米大統領選は2週間後の11月3日である。 最大の焦点は激戦6州のうちフロリダ州とペンシルベニア州である。 特に東海岸フロリダ州の選挙当日夜の開票速報に注目すべきだ。
広大な米国には時差がある。ワシントンなど東海岸とロサンゼルスなど西海岸との間には3時間の時差がある。 時差の関係からフロリダ州では開票が進む中で、米メディア各社の世論調査の結果が他州に先駆けて最も早く報道される。
加えて、問題視された郵便投票を認めた同州では早期開票集計が行われるので、その結果についても概ね判明する。 つまり、全米ネットの各テレビ局は第1報を競い合うのだ。 仮に民主党のジョー・バイデン前副大統領の「勝利」と伝えるようであれば、大統領選挙人の数が29人とカリフォルニア州、テキサス州に次いで多いフロリダ州の投票結果から全州の勝敗を占うことができる。 筆者の手元に届いた著名なユーラシア・グループ代表のイアン・ブレマー氏のニューズレター「up date」は「65%の確率でバイデン氏勝利」とある。

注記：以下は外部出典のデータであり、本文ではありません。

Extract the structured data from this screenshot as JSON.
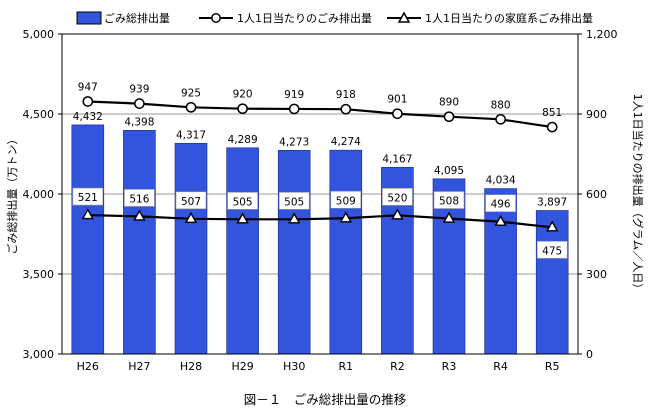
{
  "chart_data": {
    "type": "bar",
    "caption": "図－１　ごみ総排出量の推移",
    "categories": [
      "H26",
      "H27",
      "H28",
      "H29",
      "H30",
      "R1",
      "R2",
      "R3",
      "R4",
      "R5"
    ],
    "series": [
      {
        "name": "ごみ総排出量",
        "kind": "bar",
        "axis": "left",
        "values": [
          4432,
          4398,
          4317,
          4289,
          4273,
          4274,
          4167,
          4095,
          4034,
          3897
        ],
        "labels": [
          "4,432",
          "4,398",
          "4,317",
          "4,289",
          "4,273",
          "4,274",
          "4,167",
          "4,095",
          "4,034",
          "3,897"
        ],
        "color": "#3355dd"
      },
      {
        "name": "1人1日当たりのごみ排出量",
        "kind": "line",
        "marker": "circle",
        "axis": "right",
        "values": [
          947,
          939,
          925,
          920,
          919,
          918,
          901,
          890,
          880,
          851
        ],
        "labels": [
          "947",
          "939",
          "925",
          "920",
          "919",
          "918",
          "901",
          "890",
          "880",
          "851"
        ]
      },
      {
        "name": "1人1日当たりの家庭系ごみ排出量",
        "kind": "line",
        "marker": "triangle",
        "axis": "right",
        "values": [
          521,
          516,
          507,
          505,
          505,
          509,
          520,
          508,
          496,
          475
        ],
        "labels": [
          "521",
          "516",
          "507",
          "505",
          "505",
          "509",
          "520",
          "508",
          "496",
          "475"
        ]
      }
    ],
    "left_axis": {
      "title": "ごみ総排出量（万トン）",
      "min": 3000,
      "max": 5000,
      "ticks": [
        3000,
        3500,
        4000,
        4500,
        5000
      ],
      "tick_labels": [
        "3,000",
        "3,500",
        "4,000",
        "4,500",
        "5,000"
      ]
    },
    "right_axis": {
      "title": "1人1日当たりの排出量（グラム／人日）",
      "min": 0,
      "max": 1200,
      "ticks": [
        0,
        300,
        600,
        900,
        1200
      ],
      "tick_labels": [
        "0",
        "300",
        "600",
        "900",
        "1,200"
      ]
    },
    "grid": true,
    "legend_position": "top"
  }
}
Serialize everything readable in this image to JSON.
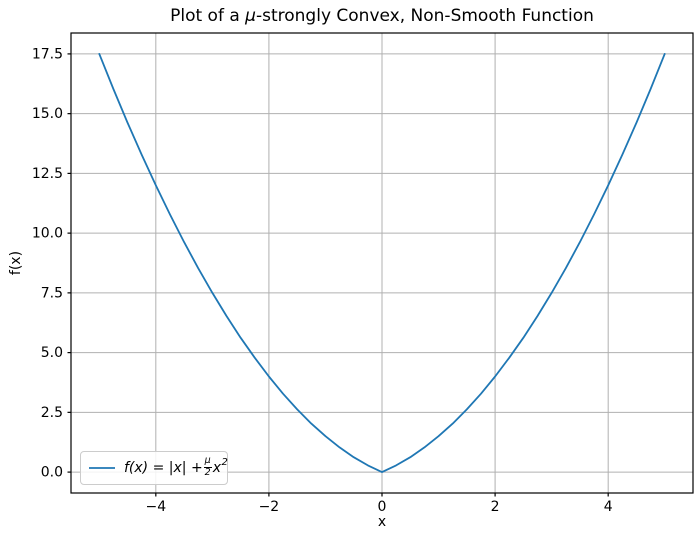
{
  "figure": {
    "title": {
      "prefix": "Plot of a ",
      "mu": "μ",
      "suffix": "-strongly Convex, Non-Smooth Function"
    },
    "xlabel": "x",
    "ylabel": "f(x)"
  },
  "legend": {
    "before_frac": "f(x) = |x| + ",
    "frac_numerator": "μ",
    "frac_denominator": "2",
    "base": "x",
    "exponent": "2"
  },
  "colors": {
    "line": "#1f77b4",
    "grid": "#b0b0b0",
    "spine": "#000000",
    "background": "#ffffff",
    "legend_border": "#cccccc"
  },
  "chart_data": {
    "type": "line",
    "title": "Plot of a μ-strongly Convex, Non-Smooth Function",
    "xlabel": "x",
    "ylabel": "f(x)",
    "xlim": [
      -5.5,
      5.5
    ],
    "ylim": [
      -0.875,
      18.375
    ],
    "x_ticks": [
      -4,
      -2,
      0,
      2,
      4
    ],
    "x_tick_labels": [
      "−4",
      "−2",
      "0",
      "2",
      "4"
    ],
    "y_ticks": [
      0,
      2.5,
      5,
      7.5,
      10,
      12.5,
      15,
      17.5
    ],
    "y_tick_labels": [
      "0.0",
      "2.5",
      "5.0",
      "7.5",
      "10.0",
      "12.5",
      "15.0",
      "17.5"
    ],
    "grid": true,
    "legend_position": "lower left",
    "series": [
      {
        "name": "f(x) = |x| + (μ/2)x²",
        "color": "#1f77b4",
        "mu": 1,
        "x": [
          -5,
          -4.75,
          -4.5,
          -4.25,
          -4,
          -3.75,
          -3.5,
          -3.25,
          -3,
          -2.75,
          -2.5,
          -2.25,
          -2,
          -1.75,
          -1.5,
          -1.25,
          -1,
          -0.75,
          -0.5,
          -0.25,
          0,
          0.25,
          0.5,
          0.75,
          1,
          1.25,
          1.5,
          1.75,
          2,
          2.25,
          2.5,
          2.75,
          3,
          3.25,
          3.5,
          3.75,
          4,
          4.25,
          4.5,
          4.75,
          5
        ],
        "y": [
          17.5,
          16.03125,
          14.625,
          13.28125,
          12,
          10.78125,
          9.625,
          8.53125,
          7.5,
          6.53125,
          5.625,
          4.78125,
          4,
          3.28125,
          2.625,
          2.03125,
          1.5,
          1.03125,
          0.625,
          0.28125,
          0,
          0.28125,
          0.625,
          1.03125,
          1.5,
          2.03125,
          2.625,
          3.28125,
          4,
          4.78125,
          5.625,
          6.53125,
          7.5,
          8.53125,
          9.625,
          10.78125,
          12,
          13.28125,
          14.625,
          16.03125,
          17.5
        ]
      }
    ]
  }
}
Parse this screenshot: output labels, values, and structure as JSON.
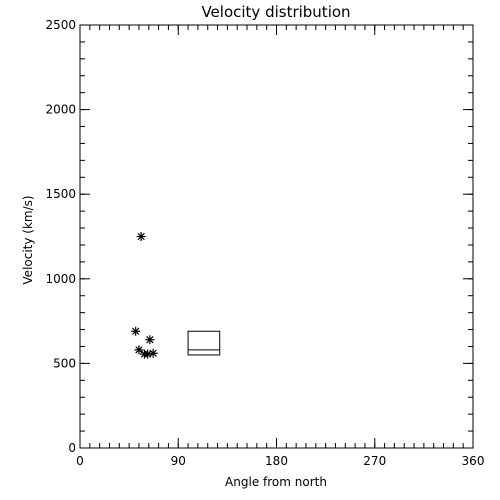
{
  "chart_data": {
    "type": "scatter",
    "title": "Velocity distribution",
    "xlabel": "Angle from north",
    "ylabel": "Velocity (km/s)",
    "xlim": [
      0,
      360
    ],
    "ylim": [
      0,
      2500
    ],
    "xticks": [
      0,
      90,
      180,
      270,
      360
    ],
    "yticks": [
      0,
      500,
      1000,
      1500,
      2000,
      2500
    ],
    "xtick_labels": [
      "0",
      "90",
      "180",
      "270",
      "360"
    ],
    "ytick_labels": [
      "0",
      "500",
      "1000",
      "1500",
      "2000",
      "2500"
    ],
    "x_minor_step": 9,
    "y_minor_step": 100,
    "grid": false,
    "marker": "asterisk",
    "points": [
      {
        "x": 56,
        "y": 1250
      },
      {
        "x": 51,
        "y": 690
      },
      {
        "x": 64,
        "y": 640
      },
      {
        "x": 54,
        "y": 580
      },
      {
        "x": 59,
        "y": 555
      },
      {
        "x": 62,
        "y": 555
      },
      {
        "x": 67,
        "y": 560
      }
    ],
    "box": {
      "x1": 99,
      "x2": 128,
      "y1": 550,
      "y2": 690,
      "median": 580
    }
  },
  "colors": {
    "foreground": "#000000",
    "background": "#ffffff"
  }
}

また、ワシントンの共和党系コンサルタントのカール・アイゼルバーグ氏が発行する「Monitor」は早くも「バイデン政権名簿」を紹介している。 ▶︎
▶︎では、バイデン氏優勢は本当なのか。 新型コロナウイルスの治療を終え、退院したドナルド・トランプ大統領が遊説再開の場に選んだのはフロリダ州だった。 10月12日、同州サンフォードの空港内特設会場で数千人の聴衆を前に「トランプ節」を炸裂させた。
テレビニュースで観た印象であるが、「もう(1期)4年」を叫ぶ老若男女の熱狂ぶりからトランプ支持の岩盤層は侮れないと感じた。 筆者が承知する外務省の分析でも、フロリダ州はトランプ氏優勢、ペンシルベニア州がバイデン氏優勢である。 そこへ興味深い情報が飛び込んできた。10月10日付の郵便投票動向だ。 全米郵便投票数740万人(民主党比率55%、共和党25%、中道10%)だが、民主党比率が高いペンシルベニア州の郵便投票数が17万人とフロリダ州120万人に比べて極めて少ない。
トランプ氏が同州を制すれば、選挙人票は269対269の同数になり、米憲政史上3回目の決選投票となる。決めるのは各州1票の下院議員である。ところが同州選出下院議員は共和、民主が同数のため、最後は米最高裁が決定することになる。